Brook’s portrayal of early Iron Age ancient Israel is brought to life by evocative descriptions of the landscape and the people. Brooks actually went to Jerusalem and herded sheep for a day to get a sense of the landscape David would have experienced three thousand years ago. Brooks tells the story of King David through the eyes of David’s prophet Natan (Nathan), whom is directed by David to write his biography (Nathan’s Book of David, mentioned in Chronicles but never found). This device allows Brooks to shift back and forth in time to tell the story of David’s beginnings, his rise to be king and his troublesome final years. David was a skilled warrior and tactician who reunited the Jewish tribes, but he was also a ruthless leader and a sensualist; a trait that would ultimately lead to tragedy for his family. David’s rise to power is compelling, however during the latter third of the novel, with David ensconced on the throne, Natan’s narration begins to lose some of its lustre. After David’s initial encounter with supposed seductress Bathsheba and the successful plot to kill of her husband, the brave and respected Uriah, Natan withdraws from David’s side. Thereafter the narrative feels slightly removed from the very dramatic events that follow, resulting in a flattening of tone with little suspense or emotional engagement to propel the narrative forward.

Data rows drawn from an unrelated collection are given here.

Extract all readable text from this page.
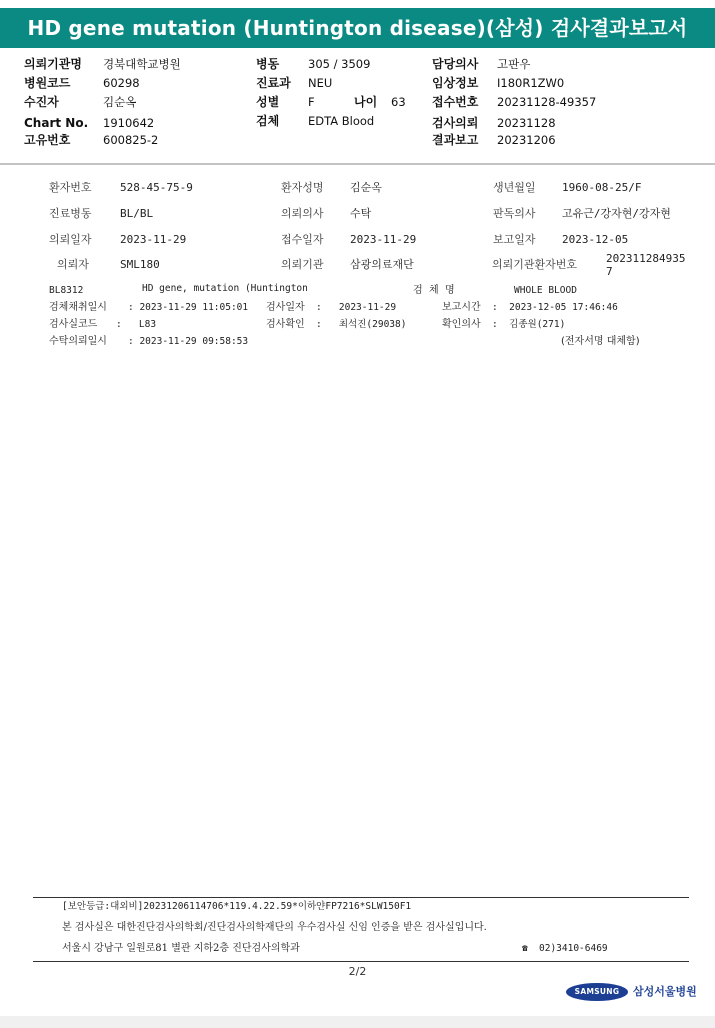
HD gene mutation (Huntington disease)(삼성) 검사결과보고서
의뢰기관명 경북대학교병원
병원코드	60298
수진자	김순옥
Chart No. 1910642
고유번호	600825-2
병동	305 / 3509
진료과 NEU
성별	F	나이 63
검체	EDTA Blood
담당의사 고판우
임상정보 I180R1ZW0
접수번호 20231128-49357
검사의뢰 20231128
결과보고 20231206
환자번호	528-45-75-9	환자성명 김순옥	생년월일 1960-08-25/F
진료병동	BL/BL	의뢰의사 수탁	판독의사 고유근/강자현/강자현
의뢰일자	2023-11-29	접수일자 2023-11-29	보고일자 2023-12-05
의뢰자	SML180	의뢰기관 삼광의료재단	의뢰기관환자번호	202311284935
7
BL8312	HD gene, mutation (Huntington	검  체  명	WHOLE BLOOD
검체채취일시 : 2023-11-29 11:05:01 검사일자 :   2023-11-29	보고시간 :  2023-12-05 17:46:46
검사실코드 :   L83	검사확인 :   최석진(29038)	확인의사 :  김종원(271)
수탁의뢰일시 : 2023-11-29 09:58:53	(전자서명 대체함)
[보안등급:대외비]20231206114706*119.4.22.59*이하얀FP7216*SLW150F1
본 검사실은 대한진단검사의학회/진단검사의학재단의 우수검사실 신임 인증을 받은 검사실입니다.
서울시 강남구 일원로81 별관 지하2층 진단검사의학과	☎ 02)3410-6469
2/2
SAMSUNG	삼성서울병원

Despite a nagging sense that The Secret Chord is just a replay on the Bible story with little relevance to the secular world, an argument can be made that Brooks has written a Feminist take on King David’s story. A significant portion of the narrative gives voice to many of David’s wives, giving some insight into the lives of the women who both suffered and served during his reign. Most significant is Bathsheba’s take on her infamous tryst with David; that she did not in fact set out to be a seductress, but was actually attempting to find some privacy from prying male eyes in her own household when the troubled King David spied her across the darkened rooftops. From her perspective she was raped and placed into a cruel and untenable position by King David; subsequently suffering the ignominy of victim blaming, an issue that certainly has strong modern relevance.
Perhaps due to my secular upbringing I was fairly ignorant of Kind David’s story, therefore I found The Secret Chord to be a fascinating read. The novel has also compelled me to find out more about Biblical history from that period. I’d love to talk to a Jewish person who has read The Secret Chord to better judge what kind of an impact Brooks’ portrayal of King David has had for those who are closer to the source of his story. Would David’s overt bisexuality be a problem, or Brooks’ Feminist perspectives, or the rampant violence that led to David’s ascension to the throne? One thing this novel did remind me of is that history has indeed been mostly written by the victors, by the patriarchy and also by those who spilled the most blood. It also reminded me, somewhat sadly, that nothing much has changed in three thousand years in terms of damaging belief systems and the worst of human nature.